Sortie le 8/08/2018
Film irlando-américain de Haifaa al-Mansour – 120’
Avec Maisie Williams, Elle Fanning, Joanne Froggatt
Par Jean-Louis Requena
Londres 1814. Mary Godwin (Elle Fanning) est une jeune fille de 16 ans qui vit avec son père William Godwin (Stephen Dillane), écrivain politique réputé quoique désargenté, et sa belle mère Mary Jane Clairmont (Joanne Froggatt) et les enfants de celle-ci. Mary Godwin a perdu sa mère quelques jours après sa naissance en 1797 : elle a développé un fort sentiment de culpabilité. Elevée par son père dans le culte de la littérature, elle griffonne des textes hors de son domicile bruyant dans le cimetière de St. Pancras assise sur la tombe de sa mère. C’est une jeune femme jolie, romantique, exaltée, amoureuse des livres (elle le sera toute son existence), que rencontre dans la librairie de son père, un jeune poète Percy Bysshe Shelley (Douglas Booth).
Elle en tombe rapidement amoureuse et sans hésitation décide de s’enfuir avec lui accompagnée de la fille aînée de sa belle mère : Claire Clairmont (Bel Powley). Le trio ainsi formé va vivre durant deux ans (1816 -1818) dans une Angleterre rigoriste, puis en Europe (France, Italie, Suisse, etc.) des aventures et mésaventures rocambolesques. Dans leurs pérégrinations, ils côtoient des personnages illustres qui comme eux, recherchent hors d’Angleterre la liberté, l’émancipation intellectuelle et physique : Lord Byron immense écrivain, (Tom Sturridge), le Docteur John William Polidori (Ben Hardy) chercheur en sciences occultes, etc. Stimulée par ce phalanstère intellectuel, Mary Godwin devenue entre temps Mary Shelley par son mariage (décembre 1816) avec son amant, écrira son premier roman gothique : Frankenstein ou le Prométhée moderne qui sera édité en 1818 à Londres.
Cette première publication sous son nom (d‘aucun pense que cet ouvrage est celui de son mari), inaugurera l’oeuvre foisonnante, buissonnante, de Mary Shelley jusqu’à sa mort en février 1851 à l’âge de 53 ans.
Ce film du genre biopic, concentre fort heureusement, son propos sur deux années (1816 à 1818) de la vie mouvementée, c’est un euphémisme, de l’écrivaine britannique Mary Shelley.

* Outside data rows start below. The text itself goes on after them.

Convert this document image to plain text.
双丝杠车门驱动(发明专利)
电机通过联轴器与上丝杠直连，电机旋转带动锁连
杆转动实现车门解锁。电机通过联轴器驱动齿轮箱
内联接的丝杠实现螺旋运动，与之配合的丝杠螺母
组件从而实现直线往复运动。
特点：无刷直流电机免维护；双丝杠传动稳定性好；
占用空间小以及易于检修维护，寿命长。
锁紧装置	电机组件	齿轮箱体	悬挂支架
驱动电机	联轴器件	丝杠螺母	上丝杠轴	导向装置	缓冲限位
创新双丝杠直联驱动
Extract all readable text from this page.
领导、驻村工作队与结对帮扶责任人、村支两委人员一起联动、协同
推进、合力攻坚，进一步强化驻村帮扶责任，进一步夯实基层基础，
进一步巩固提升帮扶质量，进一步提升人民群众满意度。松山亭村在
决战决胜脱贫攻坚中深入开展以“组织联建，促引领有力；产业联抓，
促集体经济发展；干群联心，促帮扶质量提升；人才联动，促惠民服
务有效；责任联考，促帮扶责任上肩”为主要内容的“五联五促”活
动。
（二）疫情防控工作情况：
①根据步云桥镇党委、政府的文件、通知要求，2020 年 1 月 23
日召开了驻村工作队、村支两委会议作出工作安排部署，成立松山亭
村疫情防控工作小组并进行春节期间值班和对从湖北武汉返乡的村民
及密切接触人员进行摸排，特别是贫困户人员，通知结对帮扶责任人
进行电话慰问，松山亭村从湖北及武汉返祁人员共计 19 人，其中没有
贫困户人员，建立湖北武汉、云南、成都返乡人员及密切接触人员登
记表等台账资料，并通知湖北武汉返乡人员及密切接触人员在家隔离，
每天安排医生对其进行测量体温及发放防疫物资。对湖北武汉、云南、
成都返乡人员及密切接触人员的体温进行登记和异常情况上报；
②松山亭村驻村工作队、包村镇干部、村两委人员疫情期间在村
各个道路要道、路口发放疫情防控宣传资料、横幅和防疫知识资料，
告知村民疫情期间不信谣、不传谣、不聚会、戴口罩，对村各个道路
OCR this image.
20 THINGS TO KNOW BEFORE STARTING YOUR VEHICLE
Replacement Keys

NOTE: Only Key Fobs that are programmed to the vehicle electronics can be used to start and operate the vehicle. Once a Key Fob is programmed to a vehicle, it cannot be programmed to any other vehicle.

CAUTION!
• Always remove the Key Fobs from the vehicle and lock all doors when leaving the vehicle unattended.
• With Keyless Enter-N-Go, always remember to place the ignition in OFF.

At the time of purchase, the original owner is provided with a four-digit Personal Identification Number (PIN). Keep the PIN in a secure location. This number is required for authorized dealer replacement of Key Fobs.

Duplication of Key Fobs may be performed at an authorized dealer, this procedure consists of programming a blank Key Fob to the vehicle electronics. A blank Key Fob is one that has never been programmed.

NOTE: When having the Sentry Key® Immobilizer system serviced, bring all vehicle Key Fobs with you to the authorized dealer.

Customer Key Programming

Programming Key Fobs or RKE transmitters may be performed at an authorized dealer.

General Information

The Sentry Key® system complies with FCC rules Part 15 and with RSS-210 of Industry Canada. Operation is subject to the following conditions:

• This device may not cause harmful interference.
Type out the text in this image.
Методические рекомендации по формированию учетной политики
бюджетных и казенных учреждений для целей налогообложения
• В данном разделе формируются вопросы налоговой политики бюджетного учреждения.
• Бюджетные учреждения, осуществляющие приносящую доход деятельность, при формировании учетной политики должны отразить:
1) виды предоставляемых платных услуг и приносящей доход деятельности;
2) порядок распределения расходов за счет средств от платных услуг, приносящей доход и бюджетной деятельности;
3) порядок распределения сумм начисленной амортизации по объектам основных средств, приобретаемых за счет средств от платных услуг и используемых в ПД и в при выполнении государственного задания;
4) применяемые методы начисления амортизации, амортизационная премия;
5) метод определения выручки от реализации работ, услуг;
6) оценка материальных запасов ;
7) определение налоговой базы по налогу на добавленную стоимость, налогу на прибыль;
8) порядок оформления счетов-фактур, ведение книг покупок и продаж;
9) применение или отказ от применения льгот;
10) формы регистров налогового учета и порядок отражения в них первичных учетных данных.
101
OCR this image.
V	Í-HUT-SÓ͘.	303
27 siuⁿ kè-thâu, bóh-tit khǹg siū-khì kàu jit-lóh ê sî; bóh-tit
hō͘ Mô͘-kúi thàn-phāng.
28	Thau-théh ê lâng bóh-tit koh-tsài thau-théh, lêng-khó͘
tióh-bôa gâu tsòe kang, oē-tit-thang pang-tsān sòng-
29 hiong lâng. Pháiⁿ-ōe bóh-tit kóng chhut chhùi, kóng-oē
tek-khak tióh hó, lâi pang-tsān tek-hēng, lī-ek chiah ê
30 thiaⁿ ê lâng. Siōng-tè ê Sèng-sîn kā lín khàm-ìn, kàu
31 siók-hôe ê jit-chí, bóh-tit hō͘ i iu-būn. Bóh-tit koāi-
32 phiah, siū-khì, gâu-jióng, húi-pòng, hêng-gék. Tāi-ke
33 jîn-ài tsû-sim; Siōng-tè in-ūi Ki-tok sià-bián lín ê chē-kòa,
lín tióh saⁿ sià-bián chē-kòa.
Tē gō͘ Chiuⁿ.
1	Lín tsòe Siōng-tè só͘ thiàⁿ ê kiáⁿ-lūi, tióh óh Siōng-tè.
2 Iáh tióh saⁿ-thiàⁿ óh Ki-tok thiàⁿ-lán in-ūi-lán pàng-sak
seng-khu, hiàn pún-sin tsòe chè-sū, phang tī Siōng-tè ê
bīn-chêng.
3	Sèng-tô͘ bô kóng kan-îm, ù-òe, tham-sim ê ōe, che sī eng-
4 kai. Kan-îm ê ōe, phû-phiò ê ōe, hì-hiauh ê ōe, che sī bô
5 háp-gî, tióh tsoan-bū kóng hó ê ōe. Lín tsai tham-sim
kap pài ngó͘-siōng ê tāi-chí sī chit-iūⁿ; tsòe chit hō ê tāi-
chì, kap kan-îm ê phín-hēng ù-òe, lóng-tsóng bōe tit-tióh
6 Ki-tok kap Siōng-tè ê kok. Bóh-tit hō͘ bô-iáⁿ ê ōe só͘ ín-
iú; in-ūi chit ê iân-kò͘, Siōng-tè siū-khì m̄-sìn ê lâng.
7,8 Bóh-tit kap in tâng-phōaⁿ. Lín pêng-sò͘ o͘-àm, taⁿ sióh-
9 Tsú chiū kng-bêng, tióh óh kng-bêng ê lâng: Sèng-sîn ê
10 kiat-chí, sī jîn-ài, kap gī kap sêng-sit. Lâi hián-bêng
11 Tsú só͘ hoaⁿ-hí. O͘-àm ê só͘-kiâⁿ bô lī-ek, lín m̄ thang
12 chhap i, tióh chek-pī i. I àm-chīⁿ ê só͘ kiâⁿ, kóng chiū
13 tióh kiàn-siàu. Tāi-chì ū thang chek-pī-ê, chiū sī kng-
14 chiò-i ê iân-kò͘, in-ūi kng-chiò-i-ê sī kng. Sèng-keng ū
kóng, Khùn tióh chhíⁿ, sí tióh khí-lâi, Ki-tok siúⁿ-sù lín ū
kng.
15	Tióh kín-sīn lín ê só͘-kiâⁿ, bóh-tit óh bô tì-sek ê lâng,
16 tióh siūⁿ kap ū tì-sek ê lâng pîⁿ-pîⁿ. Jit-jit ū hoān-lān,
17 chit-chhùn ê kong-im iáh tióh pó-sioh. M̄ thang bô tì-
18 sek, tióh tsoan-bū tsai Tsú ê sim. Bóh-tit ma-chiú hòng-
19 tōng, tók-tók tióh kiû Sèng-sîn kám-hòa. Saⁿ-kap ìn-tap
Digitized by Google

Haifaa al-Mansour (54 ans) est à ce jour l’unique réalisatrice saoudienne. En 2013 nous avions visionné son premier film Wadjda qui narrait l’histoire d’une petite fille saoudienne de douze ans cherchant à acquérir à tout prix un vélo gage de liberté (surveillée !) dans les rue de Riyad, capitale de l’Arabie Saoudite. Son premier long métrage tourné avec peu de moyens (financiers, techniques) nous est apparu comme autobiographique, comme nombre de premier film. Par petites touches malicieuses, il nous décrivait la place de la femme (mère, fille) dans cette société patriarcale où les femmes sont soumises au bon vouloir des hommes sous le fallacieux prétexte de « lois islamistes » : la Charia. Ce pays immensément riche par son sous-sol (le pétrole : aubaine et/ou malédiction) maintient contre vents et marées des us et coutumes de nomades bédouins enrichis.
Nous comprenons dès lors l’engagement de la réalisatrice saoudienne dans ce film à facture classique qui raconte la vie d’une femme écrivain du début de XIX ème siècle laquelle brise les codes de bonne conduite, et demeure jusqu’à la fin de sa courte et tumultueuse existence, vivant de sa plume, une femme libre.
Haifaa al-Mansour jeune fille a suivi des études de littérature comparée à l’université américaine du Caire, puis des études cinématographiques à Sydney, Australie. Ce deuxième film, cinq ans après son premier opus peut se percevoir comme un plaidoyer pro domo prenant appui sur une illustre féministe anglaise : Mary Shelley.
Un soin méticuleux a été apporté à la photo (David Ungaro), aux costumes, etc. Ce long métrage de 2 heures est certes un peu trop prévisible, un peu trop long, mais il peut se regarder comme une allégorie comparée de l’Angleterre enfin victorieuse du continent européen (victoire du 16 juin 1815 à Waterloo sur Napoléon) et maître des océans pour un siècle, et de la péninsule arabique « baignant » dans le pétrole et dispersant ses pétrodollars dans l’économie-monde.
Le poète, Louis Aragon, a écrit « la femme est l’avenir de l’homme ». Ce n’est plus que jamais à l’ordre du jour.